We're not going any where today again and I'll be out of food and refreshments beforw I get any where.
And then I was hit by a hurricane Danielle and that was a direct hit and the centre if the eye passed within, Miles of my position.
September the 5th, dawn, I'm in by far the most violent storm I've been in, so far.
Are well in excess of 40 know, I guess probably 50 knots
Everybody kinda figured she would hit the perp sooner once the winds got really bad because I'm sure that the first day or two was kind of more of a gradual buildup.
Until it finally really caught her with the big waves and stuff.
Two capsizes, the last capsize I took the rib off the top of my ceiling with my back.
So It's [INAUDIBLE].
I wanted to set off my distress beacon, but I couldn't bring myself to do it because it was too dangerous to ask someone else to come out and get me.
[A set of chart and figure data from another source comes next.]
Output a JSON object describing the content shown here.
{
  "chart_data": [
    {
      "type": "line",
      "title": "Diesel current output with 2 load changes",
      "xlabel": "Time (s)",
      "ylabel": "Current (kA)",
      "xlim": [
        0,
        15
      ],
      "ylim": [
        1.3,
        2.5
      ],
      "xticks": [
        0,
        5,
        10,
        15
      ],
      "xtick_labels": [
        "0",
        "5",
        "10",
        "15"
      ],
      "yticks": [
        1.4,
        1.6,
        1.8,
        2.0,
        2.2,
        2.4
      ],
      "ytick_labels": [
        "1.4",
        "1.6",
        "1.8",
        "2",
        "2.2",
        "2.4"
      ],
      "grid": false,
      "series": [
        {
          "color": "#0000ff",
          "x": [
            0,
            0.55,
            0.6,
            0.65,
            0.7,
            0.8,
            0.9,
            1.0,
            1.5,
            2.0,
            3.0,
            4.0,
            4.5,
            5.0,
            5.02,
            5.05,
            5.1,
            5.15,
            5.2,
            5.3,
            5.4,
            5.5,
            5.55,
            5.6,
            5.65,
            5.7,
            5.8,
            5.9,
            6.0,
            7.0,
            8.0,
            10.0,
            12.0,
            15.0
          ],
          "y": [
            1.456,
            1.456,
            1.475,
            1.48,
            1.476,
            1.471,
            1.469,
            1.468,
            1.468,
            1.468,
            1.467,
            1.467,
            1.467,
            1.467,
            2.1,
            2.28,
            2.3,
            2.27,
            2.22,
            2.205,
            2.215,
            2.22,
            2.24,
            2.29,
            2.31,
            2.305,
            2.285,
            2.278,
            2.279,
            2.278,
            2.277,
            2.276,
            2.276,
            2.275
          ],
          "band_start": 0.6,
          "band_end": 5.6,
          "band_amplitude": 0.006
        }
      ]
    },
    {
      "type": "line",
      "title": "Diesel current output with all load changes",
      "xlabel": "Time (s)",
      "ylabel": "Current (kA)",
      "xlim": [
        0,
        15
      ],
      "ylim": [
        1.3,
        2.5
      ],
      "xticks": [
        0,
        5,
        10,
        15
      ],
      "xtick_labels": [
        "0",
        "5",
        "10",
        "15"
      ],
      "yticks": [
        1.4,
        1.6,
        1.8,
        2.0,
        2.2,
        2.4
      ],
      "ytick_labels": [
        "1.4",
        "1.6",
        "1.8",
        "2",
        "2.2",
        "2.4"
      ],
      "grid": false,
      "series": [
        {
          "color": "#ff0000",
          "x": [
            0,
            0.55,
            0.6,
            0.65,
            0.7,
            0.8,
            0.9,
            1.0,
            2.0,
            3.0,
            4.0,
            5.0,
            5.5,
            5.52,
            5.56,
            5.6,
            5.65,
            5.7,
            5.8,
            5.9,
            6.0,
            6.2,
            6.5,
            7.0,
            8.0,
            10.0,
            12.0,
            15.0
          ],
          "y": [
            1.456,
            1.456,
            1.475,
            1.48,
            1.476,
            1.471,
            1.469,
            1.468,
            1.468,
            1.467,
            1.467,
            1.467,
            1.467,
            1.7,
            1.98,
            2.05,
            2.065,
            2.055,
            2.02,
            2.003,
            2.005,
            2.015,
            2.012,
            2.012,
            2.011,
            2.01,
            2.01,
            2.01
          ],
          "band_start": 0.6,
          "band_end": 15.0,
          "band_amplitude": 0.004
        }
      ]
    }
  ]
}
I had chosen to go on the ocean in a row boat and I had to take responsibility for that.
They cut my tether, cut the sea anchor.
They're both gone.
The sea anchor that was on the boat, the storm anchor was gone.
I've broken my rib on the top of my boat.
So that's that I tried to get to the perf to set it off but quite frankly I don't think there is anybody else out here.
I got myself into this and I'm gonna live or I'm gonna die on the whim of nature, and that's that?
But I have no right to risk the lives of other people to come and get me out of this one.
Quite frankly, I don't think they'd ever be able to find this little boat.
It's so far under water right now the only part that's showing pretty much is the cabin.
The next night, a hurricane named Earl passed well north of my position, but it triggered a number of rogue waves and the boat capsized.
And I looked out and thought, the waves aren't nearly as big The winds aren't nearly as strong.
I think it's safe enough to ask for help.
And I triggered my distress beacon about 4:00 in the morning cuz I knew by the time anyone would reach me it would be daylight.
And an RAF plane flew over to make sure there was someone or something to rescue.
It was not a dramatic rescue Captain Morrison circled the boat around me several times to bring the waves down to a manageable level before they threw out a cargo ladder and I just climbed up.
And I got beat up some storms before that but not too many and I only flipped three times over Danielle and when Danielle hit, eleven times in one day.
I glossed over how badly I was injured because I,
I felt like I deserved it at some level.
And I probably had some broken ribs and big gaps in my muscles.
I remember my left quadriceps was just there was just a hole in it and it took years for the sort of gaps in muscles to fill in.
Where I'd been hit by this part of the boat or that part of the boat.
There are some mornings that I get up and I think hurricanes are bad for you.
Even now when I am on the whatever shore of the United States looking at the ocean What was I thinking?
That's a big ocean.
But then the experiences that I've had on the ocean that were just amazing.
The stars and the sea turtles and the jelly fish and the birds with [INAUDIBLE] were really extra ordinary and that sense of solitude and what you can learn from it was really heartening.